CC: O Rio de Janeiro guarda alguma peculiaridade específica diante dos casos?

JP: Historicamente, o Rio de Janeiro tem territórios dominados por grupos armados, como o Comando Vermelho, o Terceiro Comando e as milícias. Esses grupos fazem a gestão do crime, que passa também por definir onde se pode roubar, onde não pode e quem deve ou não ser punido. E os casos de linchamento, de alguma forma, dialogam com essa estrutura, mas a partir de pequenos grupos de vigilância e punição, que se articulam via redes sociais e que são muito fortes na zona sul do Rio.

São grupos de pessoas brancas, de classe média, que estão, em tese, preocupados com os roubos e furtos que acontecem na região e se vendem com o discurso de segurança, de punição e de vigilância, como se isso fosse atenuar a situação ou como se o castigo físico servisse de exemplo para que ninguém mais cometa esse tipo de infração. E isso tudo é uma inverdade. O Rio de Janeiro já chegou a matar 1.800 pessoas em um ano e os índices de segurança não melhoraram.

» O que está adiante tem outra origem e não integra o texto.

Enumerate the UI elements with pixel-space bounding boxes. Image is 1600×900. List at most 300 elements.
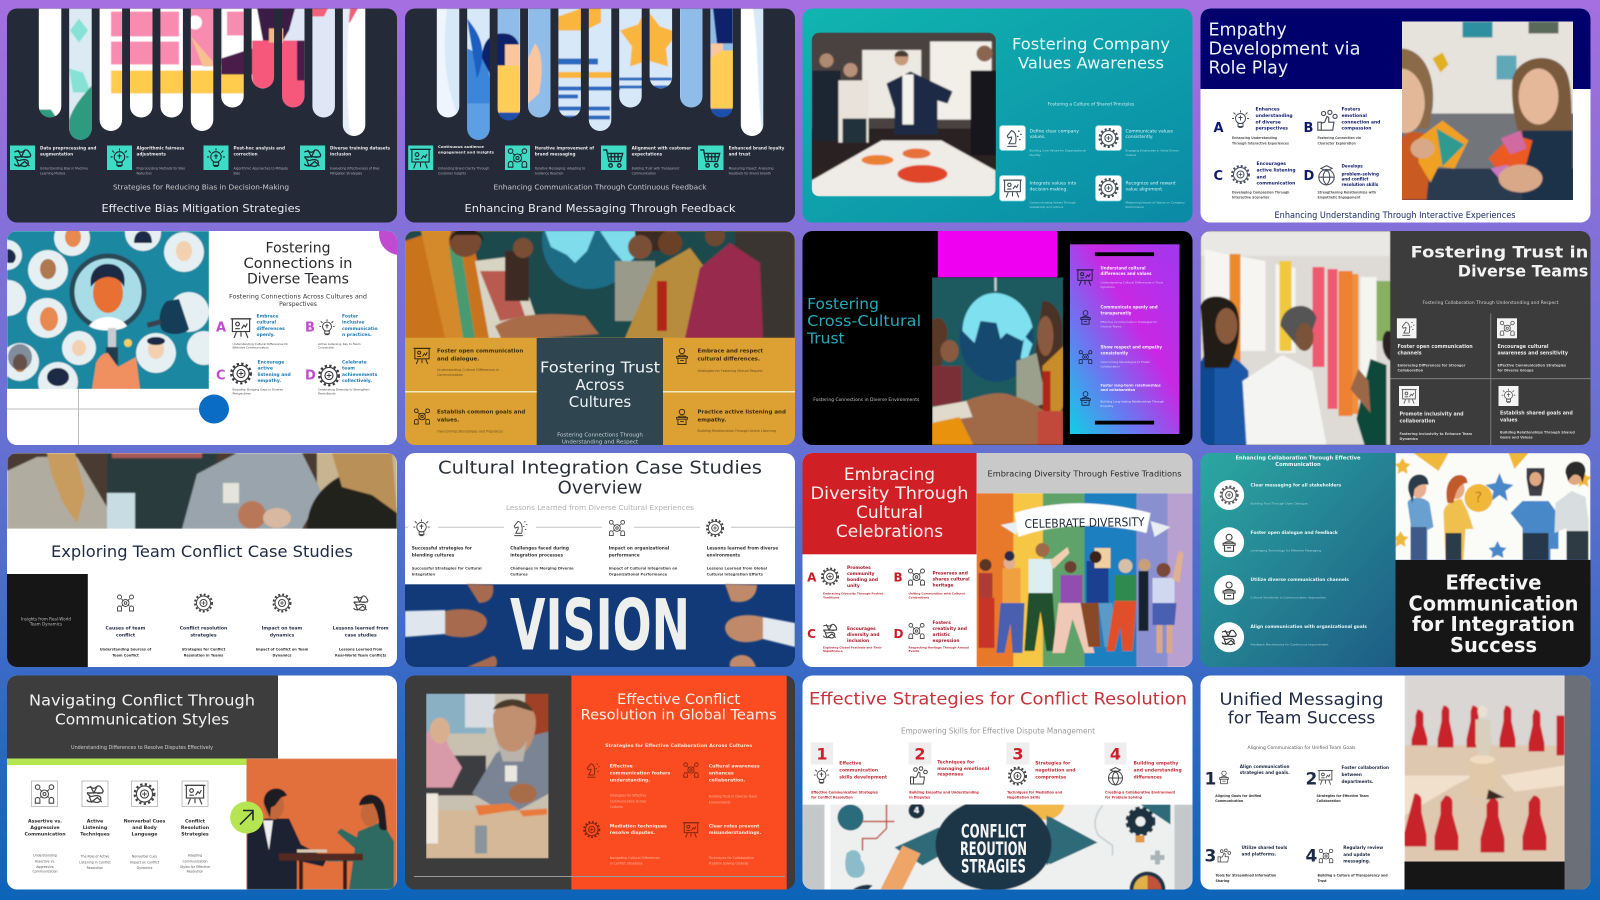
- item: resolution: strategies: [190, 632, 217, 638]
- item C: Empathy: Bridging Gaps in Diverse: [232, 388, 283, 392]
- item: respect differences: cultural differences.: [698, 357, 760, 363]
- item: nonverbal: [124, 781, 165, 870]
- item: algorithmic fairness: Preprocessing Methods for Bias: [136, 166, 185, 170]
- blue dot: [199, 394, 229, 424]
- title: Cultural: [856, 503, 923, 523]
- item: understand differences: Dynamics: [1100, 285, 1115, 289]
- item: brand loyalty: Feedback for Brand Growth: [729, 172, 771, 176]
- item: lessons: Lessons Learned from: [339, 647, 383, 651]
- icon: hub: [684, 763, 698, 777]
- item D: artistic: [932, 632, 950, 638]
- item: data preprocessing: Data preprocessing and: [40, 145, 96, 150]
- item: respect and empathy: Show respect and empathy: [1100, 344, 1162, 349]
- subtitle: Fostering Connections in Diverse Environments: [813, 397, 920, 403]
- item: lessons: Lessons learned from: [333, 625, 389, 631]
- item: diverse training: [300, 145, 391, 176]
- item A: Understanding Cultural Differences for: [232, 342, 289, 346]
- item 1: communication: [839, 767, 878, 773]
- title: Effective Bias Mitigation Strategies: [102, 202, 301, 215]
- item: respect and empathy: Collaboration: [1100, 365, 1120, 369]
- icon: cart: [700, 150, 720, 167]
- item: shared goals: values: [1500, 417, 1518, 423]
- icon: hub: [909, 623, 924, 639]
- title: Connections in: [244, 256, 352, 272]
- item 2: departments.: [1342, 778, 1374, 784]
- item 3: [1006, 742, 1076, 800]
- subtitle: Aligning Communication for Unified Team Goals: [1248, 745, 1356, 751]
- center title block: [537, 338, 663, 445]
- title: Across: [576, 376, 625, 394]
- icon: hand: [1218, 849, 1231, 862]
- item 2: managing emotional: [937, 766, 990, 772]
- item: integrate values: Communicating Values Through: [1030, 200, 1076, 204]
- item C: [1214, 160, 1296, 200]
- item D: Respecting Heritage Through Annual: [908, 646, 969, 650]
- magenta block: [938, 231, 1057, 277]
- icon: gear: [1100, 129, 1117, 147]
- striped illustration: [38, 8, 366, 140]
- item: iterative improvement: Iterative Messaging: Adapting to: [535, 166, 585, 170]
- item: challenges: Cultures: [510, 573, 529, 577]
- item: nonverbal: Nonverbal Cues: [124, 818, 165, 824]
- panel: Enhancing Brand Messaging Through Feedback: [405, 8, 795, 222]
- item: cultural awareness: Encourage cultural: [1498, 344, 1549, 350]
- item: customer expectations: Communication: [632, 172, 656, 176]
- photo: handshake and globe: [405, 231, 795, 338]
- icon: hub: [414, 409, 430, 424]
- item 2: Collaboration: [1316, 799, 1341, 803]
- item: open communication: and dialogue.: [437, 357, 479, 363]
- item: diverse channels: Cultural Sensitivity in Communication Approaches: [1250, 595, 1326, 599]
- icon: podium: [1223, 582, 1235, 599]
- item 4: Trust: [1318, 879, 1327, 883]
- photo: children with origami: [1402, 22, 1573, 200]
- illustration: two people at a table: [246, 758, 397, 890]
- subtitle: Strategies for Reducing Bias in Decision-Making: [113, 184, 289, 192]
- icon: board: [1076, 270, 1094, 286]
- item: data preprocessing: [10, 145, 96, 176]
- item: open communication: Foster open communication: [437, 348, 523, 354]
- item: communicate values: consistently.: [1126, 134, 1153, 140]
- panel: Fostering Connections in Diverse Teams: [0, 213, 421, 445]
- icon: board: [1003, 180, 1022, 197]
- item C: C: [216, 368, 226, 384]
- item 3: negotiation and: [1035, 767, 1076, 773]
- item: integrate values: [1000, 176, 1077, 209]
- item B: B: [305, 320, 315, 336]
- item: dynamics: Impact on team: [262, 625, 303, 631]
- item: audience engagement: Enhancing Brand Clarity Through: [438, 166, 489, 170]
- item: performance: [609, 520, 678, 577]
- orange content block: [571, 676, 787, 890]
- item 2: Foster collaboration: [1342, 764, 1389, 770]
- item: shared goals: Building Relationships Through Shared: [1500, 431, 1575, 435]
- title: Fostering Company: [1012, 34, 1170, 53]
- item A: Through Interactive Experiences: [1232, 142, 1289, 146]
- icon: board: [1318, 771, 1333, 785]
- item: iterative improvement: Iterative improvement of: [535, 145, 594, 150]
- item: recognize alignment: value alignment.: [1126, 186, 1163, 192]
- item: open communication: Communication: [437, 373, 463, 377]
- item D: creativity and: [932, 626, 967, 632]
- item: communicate openly: Diverse Teams: [1100, 325, 1122, 329]
- item: data preprocessing: Learning Models: [40, 172, 66, 176]
- item 4: Building a Culture of Transparency and: [1318, 874, 1388, 878]
- illustration: conflict resolution strategies poster: [802, 804, 1192, 890]
- icon: gear: [1009, 768, 1026, 784]
- item: resolution: Styles for Effective: [180, 865, 210, 869]
- title: Fostering Trust in: [1411, 242, 1588, 261]
- banner: vision with fists: VISION: [510, 584, 690, 666]
- item: clear roles: misunderstandings.: [709, 830, 761, 836]
- item: active listening: Resolution: [87, 866, 103, 870]
- item: resolution: Conflict resolution: [180, 625, 227, 631]
- item D: [1304, 163, 1379, 200]
- item: common goals: Establish common goals and: [437, 409, 525, 415]
- title: for Team Success: [1228, 708, 1375, 728]
- illustration: team conversation: [1396, 453, 1590, 560]
- item: assertive: Aggressive: [36, 865, 54, 869]
- item B: heritage: [932, 582, 953, 588]
- item D: [305, 359, 378, 396]
- item D: Celebrating Diversity to Strengthen: [318, 388, 370, 392]
- item: diverse channels: [1214, 575, 1349, 605]
- title: Resolution in Global Teams: [581, 708, 777, 724]
- title: Navigating Conflict Through: [29, 692, 255, 710]
- icon: globe: [1108, 768, 1122, 785]
- icon: tangle: [14, 150, 31, 166]
- subtitle: Fostering a Culture of Shared Principles: [1048, 102, 1135, 108]
- item: integrate values: Integrate values into: [1030, 180, 1077, 186]
- icon: podium: [1081, 311, 1090, 324]
- item: integrate values: decision-making.: [1030, 186, 1068, 192]
- item: brand loyalty: Measuring Impact: Analyzing: [729, 166, 774, 170]
- illustration: celebrate diversity crowd: [976, 493, 1192, 667]
- title: Success: [1450, 633, 1537, 657]
- icon: gear: [1221, 486, 1238, 504]
- panel: Embracing Diversity Through Cultural Celebrations: [802, 453, 1194, 667]
- icon: podium: [1223, 534, 1235, 551]
- item: assertive: Assertive vs.: [28, 818, 62, 824]
- item: nonverbal: Nonverbal Cues: [132, 854, 157, 858]
- icon: podium: [677, 348, 687, 364]
- icon: tangle: [823, 624, 837, 638]
- item 4: and understanding: [1134, 767, 1182, 773]
- item: open channels: channels: [1398, 350, 1422, 356]
- banner: vision with fists: [405, 584, 795, 667]
- item 2: between: [1342, 772, 1362, 776]
- item: open channels: [1397, 318, 1473, 373]
- gradient list panel: [1070, 244, 1180, 434]
- item: communicate openly: transparently: [1100, 310, 1132, 315]
- item B: B: [1304, 121, 1313, 136]
- item 1: Communication: [1215, 799, 1244, 803]
- item A: perspectives: [1256, 125, 1288, 131]
- item: iterative improvement: Audience Reaction: [535, 172, 564, 176]
- subtitle: Understanding and Respect: [562, 439, 639, 445]
- item: communicate values: Culture: [1126, 153, 1136, 157]
- item A: Enhances: [1256, 106, 1280, 112]
- caption: Enhancing Understanding Through Interactive Experiences: [1274, 210, 1516, 220]
- item: dynamics: Dynamics: [272, 654, 292, 658]
- striped illustration: [436, 8, 764, 140]
- item: respect differences: [677, 348, 763, 373]
- item: diverse training: Mitigation Strategies: [330, 172, 363, 176]
- item: resolution: Strategies for Conflict: [182, 647, 226, 651]
- item: brand loyalty: Enhanced brand loyalty: [729, 145, 785, 150]
- item: open dialogue: Foster open dialogue and feedback: [1250, 530, 1338, 536]
- item B: Celebrations: [908, 595, 929, 599]
- item: understand differences: Understanding Cultural Differences in Trust: [1100, 280, 1164, 284]
- timeline line: [405, 526, 795, 528]
- item C: active: [258, 365, 273, 371]
- icon: cart: [603, 150, 623, 167]
- panel: Exploring Team Conflict Case Studies: [7, 453, 397, 667]
- icon: bulb: [319, 319, 335, 335]
- panel: Fostering Cross-Cultural Trust: [802, 231, 1192, 445]
- item: inclusivity: [1399, 386, 1473, 441]
- item: active listening: Listening: [83, 824, 107, 830]
- item 1: strategies and goals.: [1240, 770, 1290, 774]
- item: iterative improvement: [505, 145, 594, 176]
- item: causes: Causes of team: [106, 625, 146, 631]
- item: cultural awareness: [1497, 318, 1569, 373]
- item: common goals: values.: [437, 417, 459, 423]
- item: algorithmic fairness: [107, 145, 185, 176]
- item 3: Negotiation Skills: [1007, 796, 1040, 800]
- icon: board: [231, 319, 251, 338]
- title block: [7, 676, 278, 758]
- icon: chess: [514, 521, 527, 536]
- title: Fostering: [807, 295, 879, 313]
- title: Fostering Trust: [540, 359, 660, 377]
- item 2: responses: [937, 771, 963, 777]
- item C: Exploring Global Festivals and Their: [823, 646, 882, 650]
- panel: Fostering Company Values Awareness: [802, 8, 1192, 222]
- title: Cross-Cultural: [807, 312, 921, 330]
- item D: expression: [932, 638, 959, 644]
- item: lessons: [707, 520, 778, 577]
- item B: Character Exploration: [1318, 142, 1356, 146]
- icon: hub: [1079, 351, 1092, 363]
- title block: [1396, 560, 1590, 667]
- item 2: in Disputes: [909, 796, 930, 800]
- item: lessons: Real-World Team Conflicts: [335, 654, 386, 658]
- item B: [894, 569, 970, 599]
- item B: Connection: [318, 346, 335, 350]
- subtitle band: Embracing Diversity Through Festive Traditions: [988, 470, 1182, 478]
- item: recognize alignment: Measuring Impact of Values on Company: [1126, 200, 1185, 204]
- item: resolution: Conflict: [185, 818, 206, 824]
- item: assertive: [24, 781, 66, 874]
- item: clear roles: Clear roles prevent: [709, 823, 760, 829]
- item: performance: Organizational Performance: [609, 573, 668, 577]
- item C: C: [807, 627, 816, 641]
- item: mediation: Navigating Cultural Differences: [610, 856, 660, 860]
- item: brand loyalty: [698, 145, 785, 176]
- icon: gear: [274, 594, 290, 612]
- item: open communication: Understanding Cultural Differences in: [437, 368, 499, 372]
- item: recognize alignment: Performance: [1126, 205, 1144, 209]
- item: resolution: Resolution: [181, 824, 209, 830]
- item: active listening: [79, 781, 111, 870]
- item: inclusivity: Fostering Inclusivity to Enhance Team: [1400, 432, 1473, 436]
- item 1: 1: [816, 744, 828, 764]
- poster text: STRAGIES: [961, 856, 1026, 878]
- item: blending cultures: blending cultures: [412, 552, 455, 558]
- item 2: 2: [914, 744, 926, 764]
- item: clear messaging: [1214, 480, 1342, 510]
- photo: red pawns around a figure: [1404, 676, 1564, 862]
- item 4: for Problem Solving: [1105, 796, 1143, 800]
- item: lessons: environments: [707, 552, 740, 558]
- item C: Significance: [823, 649, 843, 653]
- item 3: compromise: [1035, 774, 1066, 780]
- item: define values: Identity: [1030, 153, 1041, 157]
- item: algorithmic fairness: Algorithmic fairness: [136, 145, 185, 150]
- item A: Effective Communication: [232, 346, 269, 350]
- item D: collectively.: [342, 378, 372, 384]
- item B: inclusive: [342, 319, 364, 325]
- item 4: 4: [1110, 744, 1121, 764]
- item B: shares cultural: [932, 576, 970, 582]
- item: open channels: Collaboration: [1398, 369, 1424, 373]
- item: long-term relationships: [1081, 383, 1164, 408]
- item: communicate values: Engaging Employees in Value-Driven: [1126, 148, 1179, 152]
- item C: Perspectives: [232, 392, 251, 396]
- title: Role Play: [1208, 58, 1288, 78]
- item: align goals: Align communication with organizational goals: [1250, 624, 1367, 630]
- divider: [414, 876, 785, 878]
- item: communication: [587, 763, 671, 809]
- icon: gear: [195, 594, 212, 612]
- item D: Develops: [1342, 163, 1363, 168]
- subtitle: Perspectives: [279, 300, 317, 308]
- item: diverse channels: Utilize diverse communication channels: [1250, 577, 1349, 583]
- item: resolution: Resolution: [187, 870, 203, 874]
- panel: Cultural Integration Case Studies Overview: [405, 453, 795, 667]
- title: Effective: [1446, 570, 1542, 594]
- panel: Effective Strategies for Conflict Resolution: [802, 676, 1192, 900]
- item A: unity: [847, 582, 860, 588]
- icon: board: [410, 149, 431, 168]
- item 2: [1306, 764, 1389, 803]
- item: causes: conflict: [116, 632, 136, 638]
- title: Communication: [1408, 591, 1578, 615]
- item: iterative improvement: brand messaging: [535, 151, 575, 156]
- item C: Encourage: [258, 359, 284, 365]
- item: active listening: Building Relationships Through Active Listening: [698, 429, 776, 433]
- item: understand differences: [1076, 265, 1164, 289]
- item A: community: [847, 570, 875, 576]
- item: long-term relationships: Empathy: [1100, 404, 1114, 408]
- item: audience engagement: Customer Insights: [438, 172, 466, 176]
- item: mediation: in Conflict Situations: [610, 862, 643, 866]
- item: lessons: Lessons Learned from Global: [707, 567, 767, 571]
- item: cultural awareness: enhances: [709, 770, 734, 776]
- icon: hub: [1319, 849, 1333, 863]
- item: cultural awareness: Environments: [709, 800, 731, 804]
- illustration: diverse faces and magnifier: [7, 231, 209, 389]
- icon: bulb: [1232, 110, 1249, 128]
- item: causes: [100, 595, 152, 658]
- item: dynamics: Impact of Conflict on Team: [256, 647, 309, 651]
- item: data preprocessing: augmentation: [40, 151, 73, 156]
- item: algorithmic fairness: Reduction: [136, 172, 152, 176]
- title: for Integration: [1412, 612, 1575, 636]
- item: customer expectations: Building Trust with Transparent: [632, 166, 680, 170]
- item C: diversity and: [847, 632, 880, 638]
- item 4: [1104, 742, 1182, 800]
- item: open communication: [413, 348, 523, 377]
- item: performance: performance: [609, 552, 640, 558]
- icon: gears: [319, 366, 339, 385]
- item: define values: Define clear company: [1030, 128, 1079, 134]
- title: Effective Conflict: [617, 692, 740, 708]
- item: algorithmic fairness: adjustments: [136, 151, 166, 156]
- subtitle: Empowering Skills for Effective Dispute Management: [901, 726, 1095, 736]
- item: assertive: Communication: [24, 831, 66, 837]
- item: communicate values: Communicate values: [1126, 128, 1174, 134]
- item: resolution: [180, 594, 227, 658]
- item: brand loyalty: and trust: [729, 151, 750, 156]
- item B: n practices.: [342, 332, 372, 338]
- item D: D: [1304, 169, 1314, 184]
- item: respect differences: Strategies for Fostering Mutual Respect: [698, 369, 763, 373]
- panel: Empathy Development via Role Play: [1200, 8, 1590, 222]
- item D: D: [894, 627, 904, 641]
- title: Diversity Through: [810, 484, 968, 504]
- item A: Promotes: [847, 564, 871, 570]
- item C: [807, 624, 882, 653]
- item: nonverbal: Impact on Conflict: [130, 860, 160, 864]
- item: shared goals: [1498, 386, 1575, 440]
- title: Diverse Teams: [247, 272, 349, 288]
- item A: of diverse: [1256, 119, 1281, 125]
- item: clear messaging: Clear messaging for all stakeholders: [1250, 482, 1342, 488]
- item B: emotional: [1342, 112, 1367, 118]
- title: Exploring Team Conflict Case Studies: [51, 542, 353, 561]
- panel: Unified Messaging for Team Success: [1200, 676, 1590, 890]
- item: inclusivity: Dynamics: [1400, 437, 1418, 441]
- icon: hub: [1500, 321, 1514, 335]
- item: clear roles: Problem Solving Globally: [709, 862, 748, 866]
- panel: Effective Communication for Integration Success: [1200, 453, 1592, 667]
- item: cultural awareness: awareness and sensitivity: [1498, 350, 1569, 356]
- item: communication: Cultures: [610, 805, 623, 809]
- item 1: Effective Communication Strategies: [811, 790, 878, 794]
- title: Development via: [1208, 40, 1360, 60]
- item: diverse training: Diverse training datasets: [330, 145, 391, 150]
- item: respect and empathy: [1079, 344, 1162, 369]
- item: dynamics: [256, 594, 309, 658]
- item 2: Strategies for Effective Team: [1316, 794, 1369, 798]
- item: mediation: [584, 822, 667, 866]
- item 4: Building empathy: [1134, 760, 1178, 766]
- item: active listening: [677, 409, 786, 433]
- item: recognize alignment: Recognize and reward: [1126, 180, 1176, 186]
- item: communication: Communication Across: [610, 800, 647, 804]
- purple corner: [379, 213, 421, 255]
- item: cultural awareness: [684, 763, 760, 804]
- item: post-hoc analysis: Post-hoc analysis and: [234, 145, 285, 150]
- item C: inclusion: [847, 638, 869, 644]
- item: assertive: Communication: [32, 870, 58, 874]
- item: active listening: Techniques: [80, 831, 110, 837]
- item A: understanding: [1256, 112, 1293, 118]
- item D: Team Bonds: [317, 392, 336, 396]
- item: respect and empathy: consistently: [1100, 350, 1128, 355]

Vejamos como a extrema-direita lidou com a maior chacina da história do Rio de Janeiro, no ano passado, nos complexos do Alemão e da Penha, que deixou 122 mortos. Isso também não se dá apartado de um contexto global. Os Estados Unidos, por exemplo, estão se inserindo fortemente no debate, querendo classificar facções criminosas como terroristas, o que teria um grande impacto em nossa segurança. Portanto, vejamos, não é uma questão meramente técnica, mas política.

CC: Como você avalia essa disputa entre a esquerda e a direita brasileiras?

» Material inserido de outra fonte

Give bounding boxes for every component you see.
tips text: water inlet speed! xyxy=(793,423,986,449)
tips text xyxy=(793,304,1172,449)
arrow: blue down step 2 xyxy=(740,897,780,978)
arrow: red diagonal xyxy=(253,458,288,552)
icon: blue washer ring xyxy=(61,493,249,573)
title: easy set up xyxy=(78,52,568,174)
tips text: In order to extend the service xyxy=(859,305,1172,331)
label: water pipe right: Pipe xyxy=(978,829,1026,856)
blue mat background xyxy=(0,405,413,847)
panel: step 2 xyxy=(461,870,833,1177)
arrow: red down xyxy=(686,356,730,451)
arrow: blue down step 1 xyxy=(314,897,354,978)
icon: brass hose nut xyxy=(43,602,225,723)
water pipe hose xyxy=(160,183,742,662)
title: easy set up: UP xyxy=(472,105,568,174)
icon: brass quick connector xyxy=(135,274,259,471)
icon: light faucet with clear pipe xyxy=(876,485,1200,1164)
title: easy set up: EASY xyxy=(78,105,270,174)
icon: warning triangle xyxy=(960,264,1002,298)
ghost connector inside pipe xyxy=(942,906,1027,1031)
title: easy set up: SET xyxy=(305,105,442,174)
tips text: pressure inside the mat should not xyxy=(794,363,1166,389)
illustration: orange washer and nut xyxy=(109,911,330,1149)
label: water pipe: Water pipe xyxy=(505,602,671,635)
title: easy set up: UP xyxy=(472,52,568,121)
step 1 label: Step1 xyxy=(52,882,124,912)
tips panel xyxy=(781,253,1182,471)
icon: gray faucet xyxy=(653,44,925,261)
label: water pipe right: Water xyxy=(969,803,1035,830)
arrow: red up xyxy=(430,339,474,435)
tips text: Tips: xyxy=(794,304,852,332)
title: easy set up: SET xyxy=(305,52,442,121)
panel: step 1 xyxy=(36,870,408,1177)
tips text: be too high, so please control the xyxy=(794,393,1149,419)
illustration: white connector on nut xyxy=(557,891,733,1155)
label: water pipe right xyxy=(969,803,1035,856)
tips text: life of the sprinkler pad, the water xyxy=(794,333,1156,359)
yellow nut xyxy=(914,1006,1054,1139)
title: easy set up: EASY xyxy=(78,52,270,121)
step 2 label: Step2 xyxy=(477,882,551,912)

JP: A extrema-direita não apresenta soluções para a questão da segurança pública. Tudo que consta sobre o tema no plano de governo de Flávio Bolsonaro não aponta este caminho. De modo geral, a extrema-direita está preocupada apenas em punir pessoas que fazem mal ao dito cidadão de bem.

Agora, por outro lado, também temos entre a esquerda, ou centro-esquerda, a adoção de uma retórica de enfrentamento, de recrudescimento de violência, de uso da força por parte do Estado, justamente visando eleições. Vejo que, infelizmente, a esquerda sempre se absteve do debate sobre segurança pública e agora tenta reagir diante de um diagnóstico eleitoral de que esse será um tema de grande relevância, ao contrário de outros, como saúde e educação. E aí temos integrantes de grupos tidos como progressistas abraçando o que as pessoas querem ouvir, dentro dessa lógica de punição. E isso é muito perigoso, porque nos afasta de qualquer perspectiva de promover um outro modelo de segurança pública.

Com isso, a gente perde a narrativa do problema. A esquerda não propõe algo em segurança, em um sentido de futuro; está sempre rebatendo o que a direita está dizendo, caso da proposta da redução da maioridade penal.